The Journal cites a Corcoran Group analysis which showed a 9.9 percent year-over-year September drop in the number of Manhattan home sales going to contract.

That got us to wondering: What do the borough’s home sales usually do in September? The answer is they go up–or they go down.

The Observer looked at the last 10 fourth quarters of condo and co-op sales in Manhattan, as determined by appraiser Miller Samuel, a division of Radar Logic. The fourth-quarter numbers reflect closed deals from October through December–but these deals were made months before, including in September.

In five of the last 10 fourth quarters, the number of closed Manhattan condo and co-op sales dropped year-over-year, suggesting that the number of sales going into contract also dropped before the quarters.
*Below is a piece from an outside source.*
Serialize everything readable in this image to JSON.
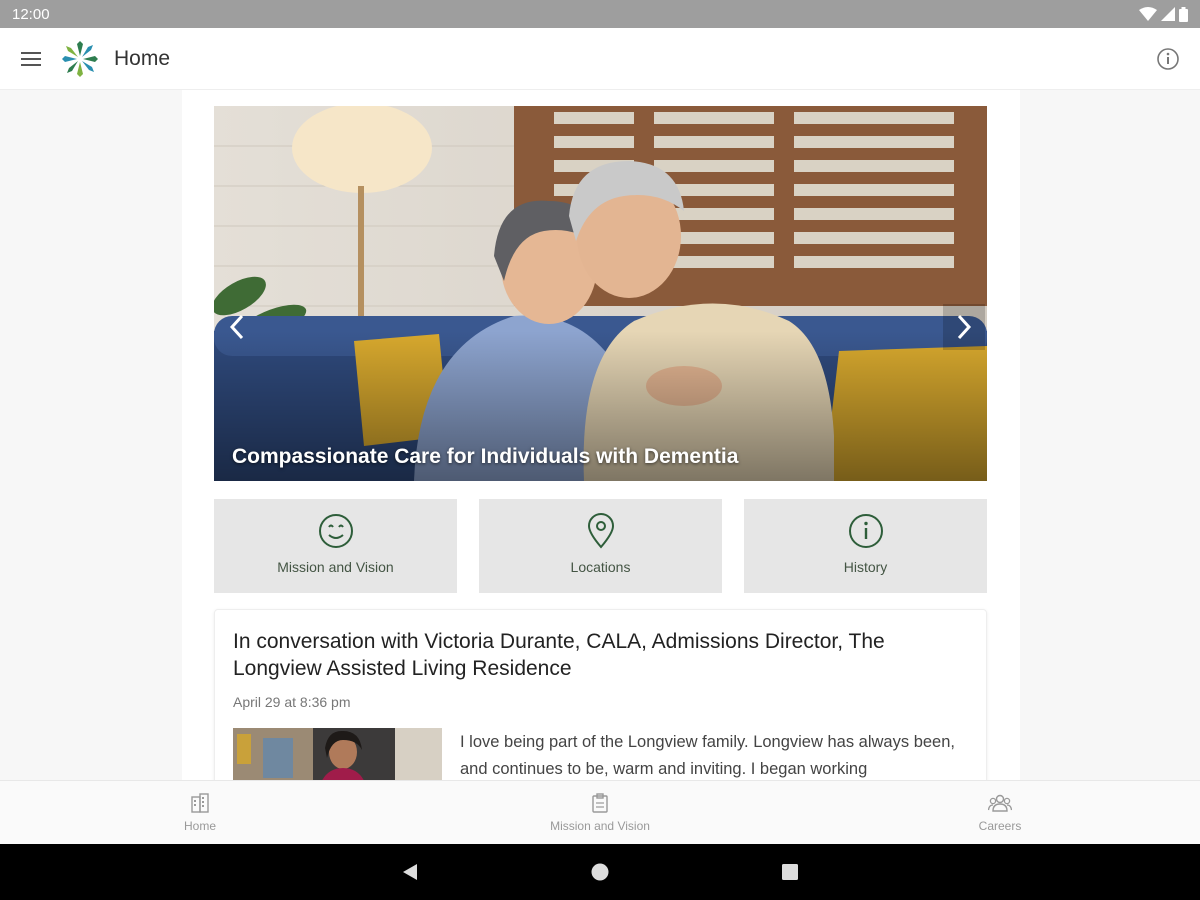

Perhaps then it’s not too surprising that the number of Manhattan home sales going to contract dropped year over year this September–the summer months are traditionally slower for signed contracts and sales generally pick up in the fall when would-be buyers return full-time to the city.

Still, make no mistake: As the Journal rightfully points out, the writing’s scrawled all over the wall–jitters about the scope of Wall Street year-end bonuses; higher inventories of unsold homes; tighter mortgage-lending practices. The times are a-changing, but it will take more time for everything to shake out and for a serious look-back to be done.

For one thing, Manhattan is about to finish 2007 with an absurdly high number of home sales–over 10,000, a feat not reached since the late 1980′s at least. And prices remain high, especially on the luxury end. The price-per-foot for luxury Manhattan housing hit a record of $2,009 in the third quarter ending Sept. 30, according to Miller Samuel.

So, now may not be the best time to assess the madness. Too many good signs mingle with the bad, and 2008 should be the year to take stock. Sit tight.